SNL observed that, “News of rising carbon emissions from gas consumption was greeted with dismay by the Sierra Club, which has maintained a major campaign against coal-fired generation. The group has also lobbied against the expansion of natural gas infrastructure, and Beyond Dirty Fuels Campaign Director Lena Moffitt said the EIA data underscores the importance of that fight.”

This is the data behind the first EIA chart. To be clear, the ~100 Quad includes all energy-related use.

A more detailed and fascinating breakdown of that ~100 Quad U.S. Energy Consumption is available from the Lawrence Livermore National Laboratory (LLNL).

The energy-related terminology in these data encompasses the natural gas consumption at 27.27 Quads from the data table, or 28.3 Quads from the LLNL chart, with the pathways as shown.

Natural gas consumption for Power Generation was 9.99 Quads in 2015.

The efficiency of the primary energy conversions, shown as percentages in red (black for Electricity Generation) are:

  • Electricity generation (all fuels)  - 33.0%
  • Residential - 64.9%
  • Commercial - 65.0%
  • Industrial - 80.0%
  • Transportation - 21.0%

The two areas with the greatest opportunity improvement in overall efficiency of energy use are the power sector and transportation sectors. Both of these will increase the role of and pressure on CO2 emitted for electricity production.

It is completely disingenuous, but at the same time, not the least bit surprising for the Sierra Club to cite the new EPA Methane Rule, yet remain completely silent on the emissions from natural gas fired power plants.

The CO2 emissions for power generation were 1891.3 Million metric tonnes (1.891 Gt) in 2015. Natural gas power generation accounted for 524 Mmt (0.524 Gt), or 27.7% of the total.

The May 12, 2016 EPA Final Ruling to Reduce Emission from the Oil & Gas Industry, which they do allude to, has a stated goal of reducing emission by 40-45% from 2012 levels, by 2025. The rule is intended to capture 510,000 short tons of methane, with the equivalent of 11 Million metric tonnes of CO2 (0.011Gt).

Carbon Capture is not now, nor has it ever been in the EIA or the Sierra Club narrative.
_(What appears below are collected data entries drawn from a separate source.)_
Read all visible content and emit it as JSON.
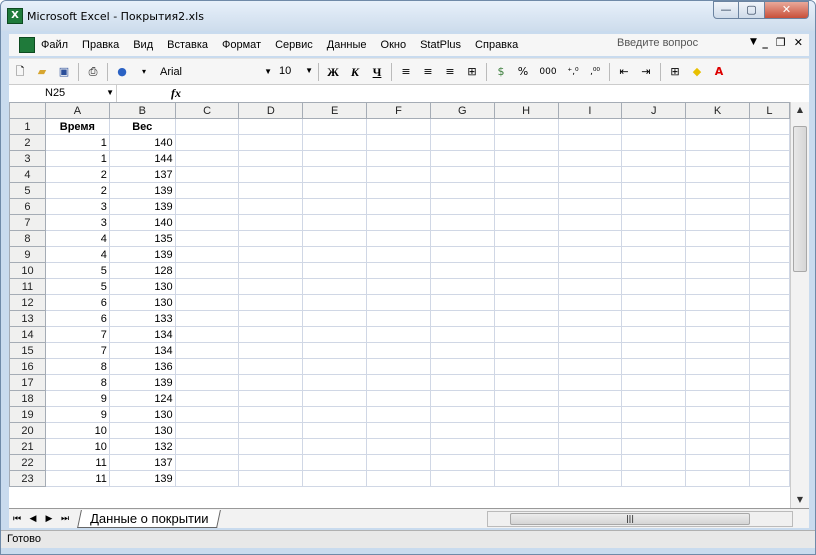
{
  "window": {
    "title": "Microsoft Excel - Покрытия2.xls",
    "minimize_label": "—",
    "maximize_label": "▢",
    "close_label": "✕"
  },
  "menu": {
    "items": [
      "Файл",
      "Правка",
      "Вид",
      "Вставка",
      "Формат",
      "Сервис",
      "Данные",
      "Окно",
      "StatPlus",
      "Справка"
    ],
    "help_placeholder": "Введите вопрос",
    "mdi_min": "_",
    "mdi_restore": "❐",
    "mdi_close": "✕"
  },
  "toolbar": {
    "font_name": "Arial",
    "font_size": "10",
    "bold_label": "Ж",
    "italic_label": "К",
    "underline_label": "Ч",
    "percent_label": "%",
    "thousands_label": "000"
  },
  "formula_bar": {
    "name_box": "N25",
    "fx_label": "fx",
    "formula": ""
  },
  "sheet": {
    "columns": [
      "A",
      "B",
      "C",
      "D",
      "E",
      "F",
      "G",
      "H",
      "I",
      "J",
      "K",
      "L"
    ],
    "header_row": [
      "Время",
      "Вес"
    ],
    "rows": [
      [
        "1",
        "140"
      ],
      [
        "1",
        "144"
      ],
      [
        "2",
        "137"
      ],
      [
        "2",
        "139"
      ],
      [
        "3",
        "139"
      ],
      [
        "3",
        "140"
      ],
      [
        "4",
        "135"
      ],
      [
        "4",
        "139"
      ],
      [
        "5",
        "128"
      ],
      [
        "5",
        "130"
      ],
      [
        "6",
        "130"
      ],
      [
        "6",
        "133"
      ],
      [
        "7",
        "134"
      ],
      [
        "7",
        "134"
      ],
      [
        "8",
        "136"
      ],
      [
        "8",
        "139"
      ],
      [
        "9",
        "124"
      ],
      [
        "9",
        "130"
      ],
      [
        "10",
        "130"
      ],
      [
        "10",
        "132"
      ],
      [
        "11",
        "137"
      ],
      [
        "11",
        "139"
      ]
    ]
  },
  "sheet_tabs": {
    "active": "Данные о покрытии"
  },
  "status": {
    "text": "Готово"
  }
}
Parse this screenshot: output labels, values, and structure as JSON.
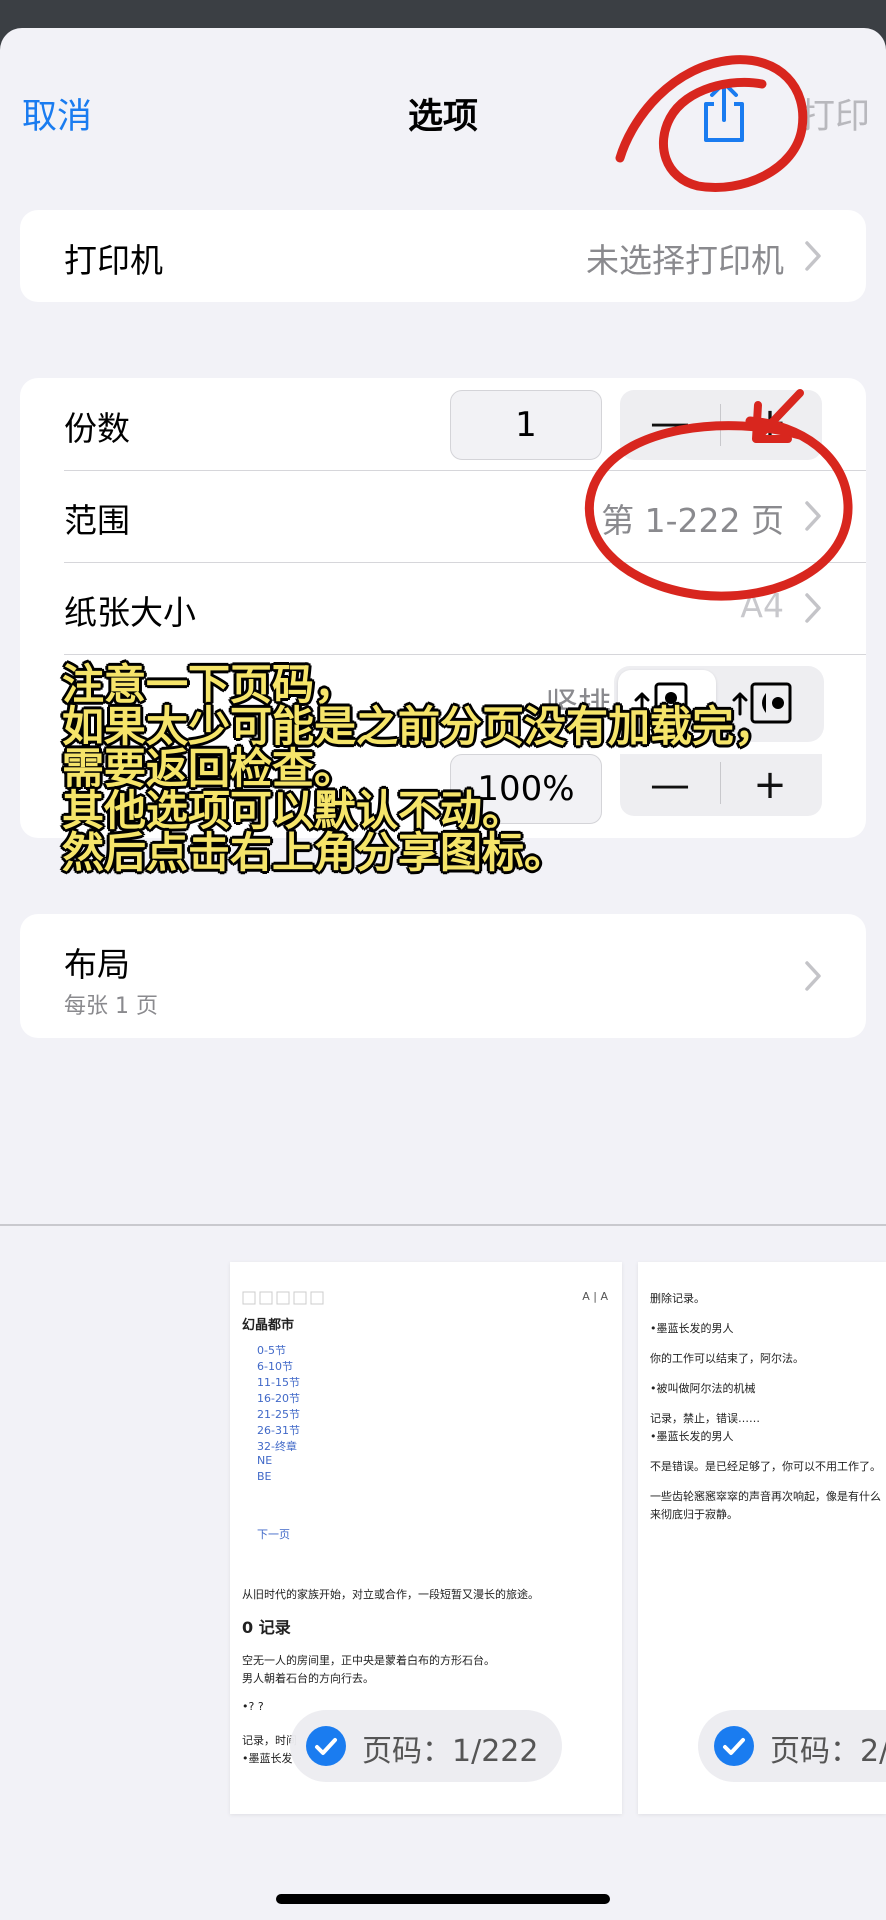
{
  "nav": {
    "cancel": "取消",
    "title": "选项",
    "print": "打印"
  },
  "printer": {
    "label": "打印机",
    "value": "未选择打印机"
  },
  "options": {
    "copies_label": "份数",
    "copies_value": "1",
    "copies_minus": "—",
    "copies_plus": "+",
    "range_label": "范围",
    "range_value": "第 1-222 页",
    "paper_label": "纸张大小",
    "paper_value": "A4",
    "orientation_value": "竖排",
    "scale_value": "100%",
    "scale_minus": "—",
    "scale_plus": "+"
  },
  "layout": {
    "label": "布局",
    "sub": "每张 1 页"
  },
  "overlay_lines": [
    "注意一下页码，",
    "如果太少可能是之前分页没有加载完，",
    "需要返回检查。",
    "其他选项可以默认不动。",
    "然后点击右上角分享图标。"
  ],
  "preview1": {
    "font_ctrl": "A | A",
    "title": "幻晶都市",
    "toc": [
      "0-5节",
      "6-10节",
      "11-15节",
      "16-20节",
      "21-25节",
      "26-31节",
      "32-终章",
      "NE",
      "BE"
    ],
    "next": "下一页",
    "intro": "从旧时代的家族开始，对立或合作，一段短暂又漫长的旅途。",
    "heading": "0 记录",
    "p1": "空无一人的房间里，正中央是蒙着白布的方形石台。",
    "p2": "男人朝着石台的方向行去。",
    "p3": "•? ?",
    "p4": "记录，时间",
    "p5": "•墨蓝长发",
    "page_label": "页码：1/222"
  },
  "preview2": {
    "lines": [
      "删除记录。",
      "•墨蓝长发的男人",
      "你的工作可以结束了，阿尔法。",
      "•被叫做阿尔法的机械",
      "记录，禁止，错误……",
      "•墨蓝长发的男人",
      "不是错误。是已经足够了，你可以不用工作了。",
      "一些齿轮窸窸窣窣的声音再次响起，像是有什么",
      "来彻底归于寂静。"
    ],
    "page_label": "页码：2/"
  },
  "colors": {
    "accent": "#1a7cf0",
    "annotation": "#d8261e",
    "overlay_text": "#f5e46a"
  }
}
Successful deployment of Carbon Capture and Storage (CCS) would serve to enable coal. Such an outcome would be intolerable for Sierra Club, which is why they ignore its potential deployment. CCS is the real “Bridge”, not natural gas as has been claimed.

The EIA Reference Case forecasts data is shown below indicating 653 Million metric tonnes (.653 Gt), of CO2 from natural gas fired power plants in 2040, dwarfing the impact of methane leakage.
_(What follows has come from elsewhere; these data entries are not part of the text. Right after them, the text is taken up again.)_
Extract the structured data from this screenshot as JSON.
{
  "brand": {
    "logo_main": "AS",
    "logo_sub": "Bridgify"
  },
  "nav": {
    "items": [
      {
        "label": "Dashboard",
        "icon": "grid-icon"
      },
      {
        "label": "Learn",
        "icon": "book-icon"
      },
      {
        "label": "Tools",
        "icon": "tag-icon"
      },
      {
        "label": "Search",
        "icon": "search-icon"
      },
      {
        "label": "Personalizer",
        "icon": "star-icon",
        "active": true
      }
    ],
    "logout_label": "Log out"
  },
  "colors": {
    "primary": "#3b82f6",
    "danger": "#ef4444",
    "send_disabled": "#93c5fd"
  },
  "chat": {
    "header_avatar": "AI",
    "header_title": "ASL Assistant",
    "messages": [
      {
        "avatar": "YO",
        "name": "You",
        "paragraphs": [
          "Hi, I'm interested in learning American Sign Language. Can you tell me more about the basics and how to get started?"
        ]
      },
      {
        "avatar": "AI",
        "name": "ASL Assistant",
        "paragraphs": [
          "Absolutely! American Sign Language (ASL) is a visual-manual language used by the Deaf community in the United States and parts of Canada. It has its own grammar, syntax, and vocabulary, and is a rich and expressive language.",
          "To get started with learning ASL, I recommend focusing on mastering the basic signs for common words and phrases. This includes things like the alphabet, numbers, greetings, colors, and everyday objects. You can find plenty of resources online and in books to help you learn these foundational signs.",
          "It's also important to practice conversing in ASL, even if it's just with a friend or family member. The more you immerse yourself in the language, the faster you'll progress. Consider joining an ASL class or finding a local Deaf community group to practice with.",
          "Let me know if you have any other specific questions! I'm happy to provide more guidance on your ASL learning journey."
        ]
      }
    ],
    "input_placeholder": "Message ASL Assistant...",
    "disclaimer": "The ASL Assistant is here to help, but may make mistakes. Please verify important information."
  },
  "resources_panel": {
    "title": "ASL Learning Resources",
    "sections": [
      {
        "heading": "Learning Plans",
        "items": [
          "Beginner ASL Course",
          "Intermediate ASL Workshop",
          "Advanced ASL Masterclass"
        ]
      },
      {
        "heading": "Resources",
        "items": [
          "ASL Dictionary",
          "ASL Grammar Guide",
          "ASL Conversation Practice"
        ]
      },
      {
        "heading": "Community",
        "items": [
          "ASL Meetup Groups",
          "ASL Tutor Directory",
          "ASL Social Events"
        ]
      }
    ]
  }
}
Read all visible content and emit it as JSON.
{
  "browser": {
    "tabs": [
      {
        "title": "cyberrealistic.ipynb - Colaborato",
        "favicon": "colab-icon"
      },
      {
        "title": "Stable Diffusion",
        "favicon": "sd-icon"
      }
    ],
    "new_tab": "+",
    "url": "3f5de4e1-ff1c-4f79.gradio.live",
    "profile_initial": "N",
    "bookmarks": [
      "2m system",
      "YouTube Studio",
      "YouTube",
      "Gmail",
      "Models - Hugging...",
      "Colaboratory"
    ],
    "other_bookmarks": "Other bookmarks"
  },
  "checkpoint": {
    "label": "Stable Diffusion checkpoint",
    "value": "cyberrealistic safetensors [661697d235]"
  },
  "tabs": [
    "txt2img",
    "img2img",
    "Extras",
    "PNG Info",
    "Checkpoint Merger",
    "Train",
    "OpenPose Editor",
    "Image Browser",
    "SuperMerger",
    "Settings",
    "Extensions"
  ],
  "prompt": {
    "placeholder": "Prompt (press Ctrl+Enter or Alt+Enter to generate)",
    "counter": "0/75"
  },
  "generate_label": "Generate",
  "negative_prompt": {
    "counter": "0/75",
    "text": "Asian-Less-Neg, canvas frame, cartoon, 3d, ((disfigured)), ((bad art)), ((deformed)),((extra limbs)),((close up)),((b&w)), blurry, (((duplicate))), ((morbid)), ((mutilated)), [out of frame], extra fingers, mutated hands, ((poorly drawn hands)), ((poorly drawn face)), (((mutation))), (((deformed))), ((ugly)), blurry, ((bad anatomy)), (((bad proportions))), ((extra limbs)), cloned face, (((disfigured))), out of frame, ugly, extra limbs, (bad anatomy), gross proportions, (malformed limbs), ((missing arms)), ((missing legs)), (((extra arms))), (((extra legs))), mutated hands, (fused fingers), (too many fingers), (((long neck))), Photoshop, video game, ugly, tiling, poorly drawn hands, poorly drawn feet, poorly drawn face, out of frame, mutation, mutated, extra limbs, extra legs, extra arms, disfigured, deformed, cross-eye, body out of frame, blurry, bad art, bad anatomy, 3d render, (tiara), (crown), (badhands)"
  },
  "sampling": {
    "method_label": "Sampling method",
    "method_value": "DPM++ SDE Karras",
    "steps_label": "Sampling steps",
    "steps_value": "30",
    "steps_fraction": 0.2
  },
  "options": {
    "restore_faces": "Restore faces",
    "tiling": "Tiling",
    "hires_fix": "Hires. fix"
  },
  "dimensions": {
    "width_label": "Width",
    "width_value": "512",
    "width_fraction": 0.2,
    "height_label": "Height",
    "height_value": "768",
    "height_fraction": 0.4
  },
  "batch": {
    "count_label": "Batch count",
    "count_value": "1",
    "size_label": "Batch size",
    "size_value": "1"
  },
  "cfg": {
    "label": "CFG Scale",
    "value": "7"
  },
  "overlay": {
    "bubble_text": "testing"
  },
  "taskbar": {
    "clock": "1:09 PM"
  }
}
The forecast includes a 45% increase in power from natural gas, but only indicates only 24% increase in CO2 emissions, with natural gas accounting for 35.9% of the supply.

The 2015 and 2040 specific output values expressed in lb-CO2/MWh are easily calculated:

Natural Gas 2015: 524.5 Mmt x 2205 lbs/tonne/1113.7 BkWh = 1038 lb-CO2/MWh

Natural Gas 2040: 653.0 Mmt x 2205 lbs/tonne/1617.9 BkWh = 890 lb-CO2/MWh

Coal 2015: 1340.2 Mmt x 2205 lbs/tonne/ 1319.9 BkWh = 2239 lb-CO2/MWh

Coal 2040: 885.0 Mmt x 2205 lbs/tonne/ 884.3 BkWh = 2207 lb-CO2/MWh

These 2040 values are consistent with unabated coal-fired power plants at 2200 lb-CO2/MWh and indicate only a 1.5% improvement in the 2015 rate.
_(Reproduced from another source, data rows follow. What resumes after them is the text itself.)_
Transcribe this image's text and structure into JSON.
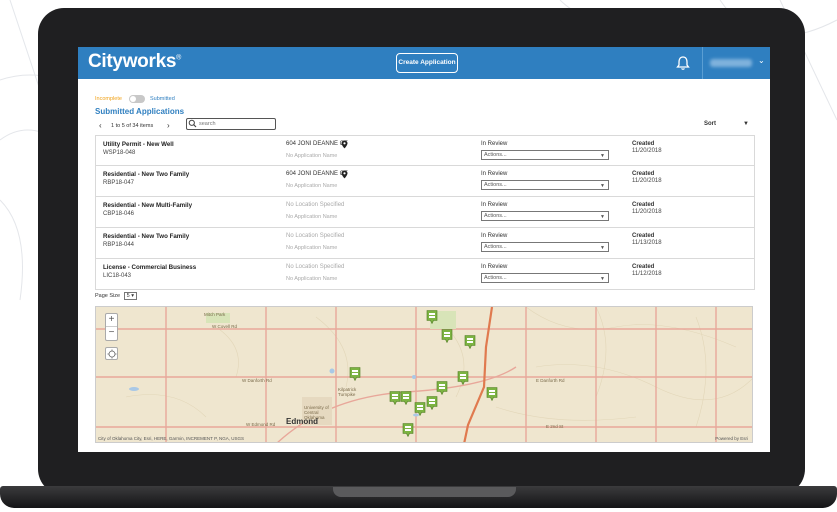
{
  "header": {
    "logo": "Cityworks",
    "logo_mark": "®",
    "create_button": "Create Application",
    "notifications_icon": "bell-icon",
    "user_menu_icon": "chevron-down-icon"
  },
  "toggle": {
    "incomplete_label": "Incomplete",
    "submitted_label": "Submitted"
  },
  "section_title": "Submitted Applications",
  "pager": {
    "prev": "‹",
    "text": "1 to 5 of 34 items",
    "next": "›",
    "search_placeholder": "search"
  },
  "sort": {
    "label": "Sort",
    "arrow": "▼"
  },
  "applications": [
    {
      "title": "Utility Permit - New Well",
      "id": "WSP18-048",
      "address": "604 JONI DEANNE CT",
      "has_pin": true,
      "name": "No Application Name",
      "status": "In Review",
      "actions": "Actions...",
      "created_label": "Created",
      "created_date": "11/20/2018"
    },
    {
      "title": "Residential - New Two Family",
      "id": "RBP18-047",
      "address": "604 JONI DEANNE CT",
      "has_pin": true,
      "name": "No Application Name",
      "status": "In Review",
      "actions": "Actions...",
      "created_label": "Created",
      "created_date": "11/20/2018"
    },
    {
      "title": "Residential - New Multi-Family",
      "id": "CBP18-046",
      "address": "No Location Specified",
      "has_pin": false,
      "name": "No Application Name",
      "status": "In Review",
      "actions": "Actions...",
      "created_label": "Created",
      "created_date": "11/20/2018"
    },
    {
      "title": "Residential - New Two Family",
      "id": "RBP18-044",
      "address": "No Location Specified",
      "has_pin": false,
      "name": "No Application Name",
      "status": "In Review",
      "actions": "Actions...",
      "created_label": "Created",
      "created_date": "11/13/2018"
    },
    {
      "title": "License - Commercial Business",
      "id": "LIC18-043",
      "address": "No Location Specified",
      "has_pin": false,
      "name": "No Application Name",
      "status": "In Review",
      "actions": "Actions...",
      "created_label": "Created",
      "created_date": "11/12/2018"
    }
  ],
  "page_size": {
    "label": "Page Size",
    "value": "5"
  },
  "map": {
    "zoom_in": "+",
    "zoom_out": "−",
    "city_label": "Edmond",
    "labels": [
      "Mitch Park",
      "W Covell Rd",
      "W Danforth Rd",
      "E Danforth Rd",
      "W Edmond Rd",
      "E 2nd St",
      "University of Central Oklahoma",
      "Kilpatrick Turnpike"
    ],
    "attribution": "City of Oklahoma City, Esri, HERE, Garmin, INCREMENT P, NGA, USGS",
    "powered_by": "Powered by Esri",
    "marker_color": "#7cb342",
    "road_color": "#e8a79a",
    "highway_color": "#e07a4f",
    "land_color": "#efe6cf"
  }
}
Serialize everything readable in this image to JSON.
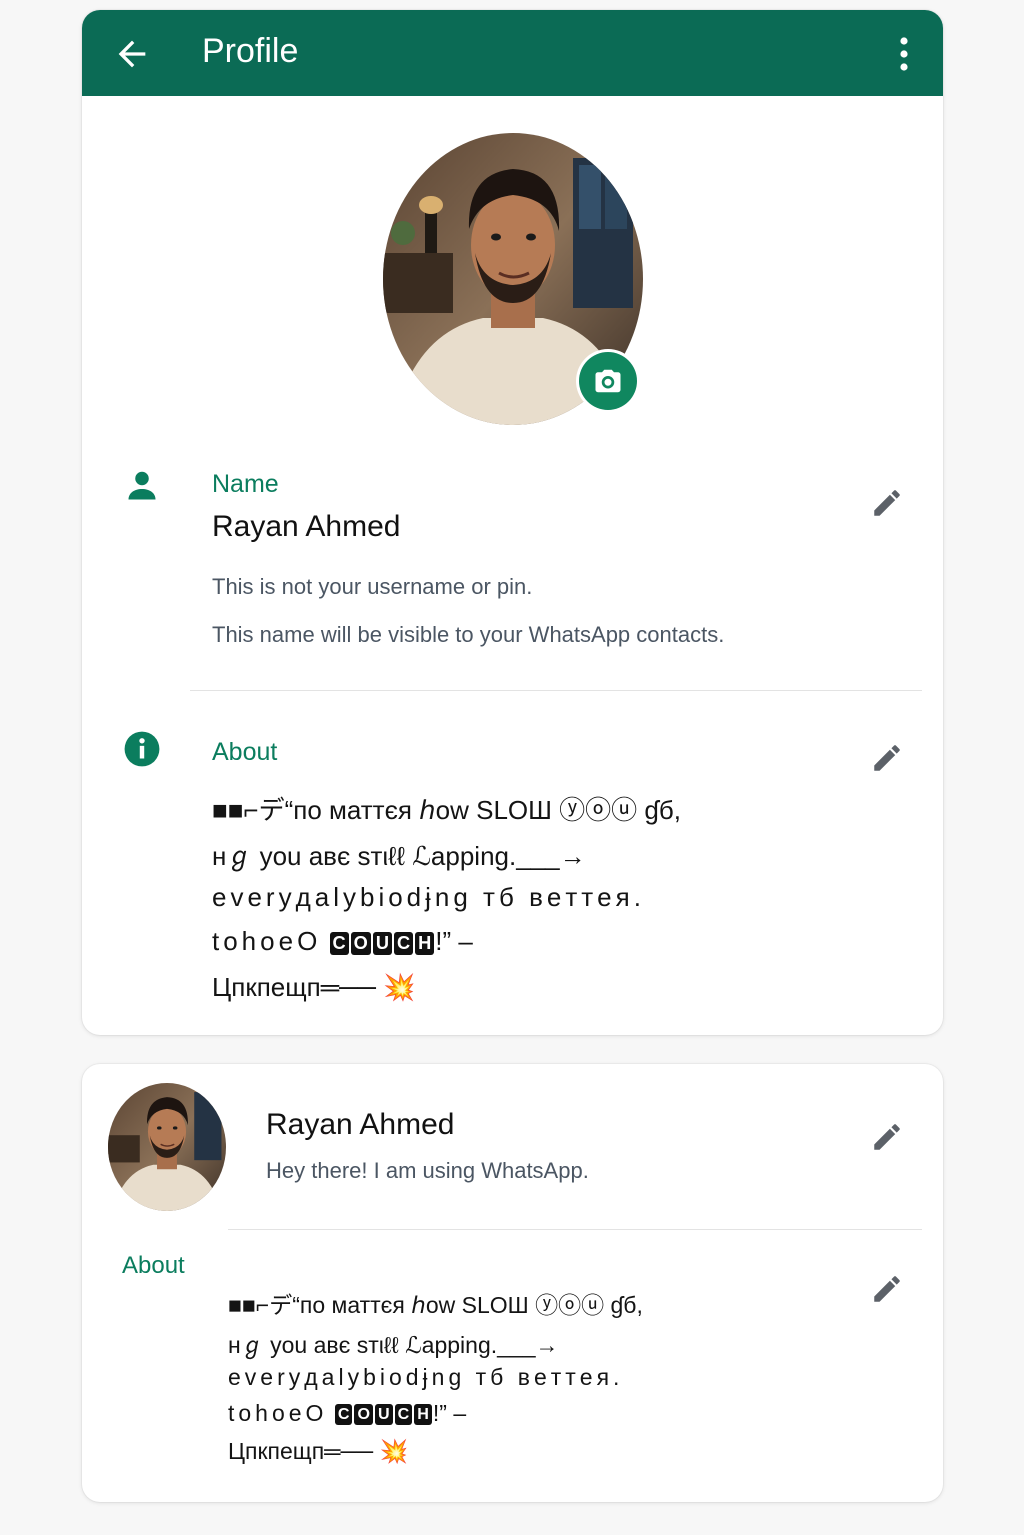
{
  "appbar": {
    "title": "Profile"
  },
  "colors": {
    "primary": "#0b6b55",
    "accent": "#10875f",
    "label": "#0b7d5e",
    "background": "#f7f7f7"
  },
  "icons": {
    "back": "arrow-left-icon",
    "more": "more-vertical-icon",
    "camera": "camera-icon",
    "person": "person-icon",
    "info": "info-icon",
    "edit": "pencil-icon",
    "burst": "explosion-icon"
  },
  "profile": {
    "name_label": "Name",
    "name": "Rayan Ahmed",
    "hint_line1": "This is not your username or pin.",
    "hint_line2": "This name will be visible to your WhatsApp contacts.",
    "about_label": "About",
    "about_lines": [
      "■■⌐デ“по маттєя ℎow SLOШ ⓨⓞⓤ ɠб,",
      "нℊ you авє ѕтιℓℓ ℒapping.___→",
      "everyдalybiodɉng тб вeттeя.",
      "tohoeO",
      "!” –",
      "Цпкпещп═──"
    ],
    "about_boxes": [
      "C",
      "O",
      "U",
      "C",
      "H"
    ],
    "about_emoji": "💥"
  },
  "card": {
    "name": "Rayan Ahmed",
    "status": "Hey there! I am using WhatsApp.",
    "about_label": "About"
  }
}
The natural gas combined and simple cycle units, also unabated at 890 lb-CO2/MWh, do include a 15% reduction in CO2 per MWh, presumably the result of a shift in the mix toward the more efficient combined cycle configurations. The 890 lb-CO2/MWh for natural gas in 2040 would represent a mix of approximately 70% combined cycle and 30% simple cycle units.

If CCS were to be applied at 90% capture, the 1551 Mmt is value would become 155 Mmt and the resulting U.S. total would become 4900 Mmt (4.9 Gt).

It should be noted that the 1551 Mmt CO2 emission for electric power is 3-8 times the 200-500 level required to reach the 2°C 450 ppmv goal. We will need CCS on both coal and gas to reach this level.

The U.S. “target”, if there is such a thing, is 1.3 Gt. These data suggest that we are closer to a 4 or 5°C trajectory.

I have said this before, but it is worth repeating:

If we all had the same “objective”, we would use the current lower cost of natural gas to offset the added cost of CCS, put CCS on Natural Gas Combined Cycle power plants and in so doing, actually be on the CCS learning curve and the 2C°/450ppm trajectory.